Non, du tout. Ça a même été un désastre sur un plan purement personnel. Et parallèlement, d’une certaine manière, je pensais qu’il était temps d’installer ma carrière solo. Sonic Youth jouait depuis très longtemps. On aurait pu continuer à enregistrer le même genre de disques mais je ressentais que l’intérêt du public était au point mort. Les gens tenaient pour acquis que Sonic Youth sortirait un nouvel album et repartirait sur les routes. Depuis quelques années, je voyais les mêmes audiences devant nous dans les salles. Ça ne bougeait pas. Ça ne grandissait plus, ça devenait très confortable. Alors qu’avant on polarisait, on étonnait. Non pas que je voulais être dingue, mais c’était un challenge. Un challenge qui disparaissait. On nous décodait et ça m’ennuyait. Sonic Youth m’a vraiment défini mais je pensais faire un break au-delà du fait que je m’engageais avec une autre femme et que je tombais amoureux. Je ne pouvais rien y faire mais ça a affecté le groupe, forcément. Kim et moi étions mariés et on faisait de la musique ensemble… Je ne sais pas du tout ce que l’avenir nous réserve. Il y a « Jeunesse » dans le nom du groupe mais nous ne sommes plus des poussins…

Sur le premier morceau de l’album, vous chantez vraiment comme Tom Verlaine…

Tom a toujours fait partie de mes influences mais pas spécialement au niveau de la voix.
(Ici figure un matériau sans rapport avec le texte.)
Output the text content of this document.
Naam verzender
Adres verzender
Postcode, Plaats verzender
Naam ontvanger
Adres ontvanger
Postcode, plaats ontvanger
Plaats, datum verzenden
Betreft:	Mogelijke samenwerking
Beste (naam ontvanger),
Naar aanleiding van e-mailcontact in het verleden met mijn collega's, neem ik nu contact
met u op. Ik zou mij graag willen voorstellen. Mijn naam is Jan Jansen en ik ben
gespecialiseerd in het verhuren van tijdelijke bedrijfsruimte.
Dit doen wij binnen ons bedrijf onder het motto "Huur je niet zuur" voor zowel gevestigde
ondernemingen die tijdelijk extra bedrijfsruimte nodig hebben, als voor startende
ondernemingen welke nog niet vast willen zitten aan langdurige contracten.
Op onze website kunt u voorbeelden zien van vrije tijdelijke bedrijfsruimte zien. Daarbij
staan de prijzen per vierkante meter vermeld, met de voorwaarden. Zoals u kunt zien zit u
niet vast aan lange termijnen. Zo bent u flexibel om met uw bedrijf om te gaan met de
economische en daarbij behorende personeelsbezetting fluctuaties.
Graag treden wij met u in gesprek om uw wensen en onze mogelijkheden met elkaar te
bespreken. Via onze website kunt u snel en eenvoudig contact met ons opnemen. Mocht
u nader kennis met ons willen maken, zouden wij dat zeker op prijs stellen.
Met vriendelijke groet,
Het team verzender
Je le connais très bien. C’est un vieil ami. J’ai vu Television pour la première fois en 1976. J’étais extrêmement curieux. J’avais 18 ans. Et d’abord il y avait ce nom interpelant: Television. Un appareil domestique, c’était plutôt inhabituel. Ça n’avait pas le côté surdoué et égocentrique avec ton nom dedans genre Allman Brothers, Emerson, Lake and Palmer… Ni de connotation sophistiquée ou prétentieuse comme Pink Floyd ou Led Zeppelin… Tout ce genre d’imagerie hippie ou hard rock. En plus, sur la première photo que j’ai vue d’eux, ils avaient les cheveux courts. Quelque chose de très étonnant pour l’époque: personne en 1975 n’avait des cheveux courts dans un groupe de rock. Ça n’existait pas. Même les Ramones avaient des longues tignasses. C’était très radical. Et puis Television se la jouait en noir et blanc. Ne posait pas comme les New York Dolls. C’était cool. Anti rock’n’roll. Fuck Kiss. J’aime encore Kiss hein mais bon… Franchement, entendre Little Johnny Jewel, leur 45 Tours, c’était quelque chose. C’était si lancinant, si brut… Et cette voix, ça ne sonnait pas comme Robert Plant. La première fois que je les ai vus, c’était au réveillon de Nouvel an entre 1976 et 1977 je crois. C’était au Palladium sur la 14e. A l’affiche, figuraient le Patti Smith Group, John Cale et Television. J’ai pris de la mescaline et je trippais. Television est monté le premier sur scène. Super cool. J’étais vraiment perché. John Cale a débarqué au moment où je perdais un peu pied. J’ai dû aller m’asseoir. Je suis sorti. J’ai traversé la rue histoire de me refaire une santé près des restaurants. Je trippais vraiment. Je suis redescendu pour Patti Smith.

Richard Hell n’était déjà plus dans le groupe…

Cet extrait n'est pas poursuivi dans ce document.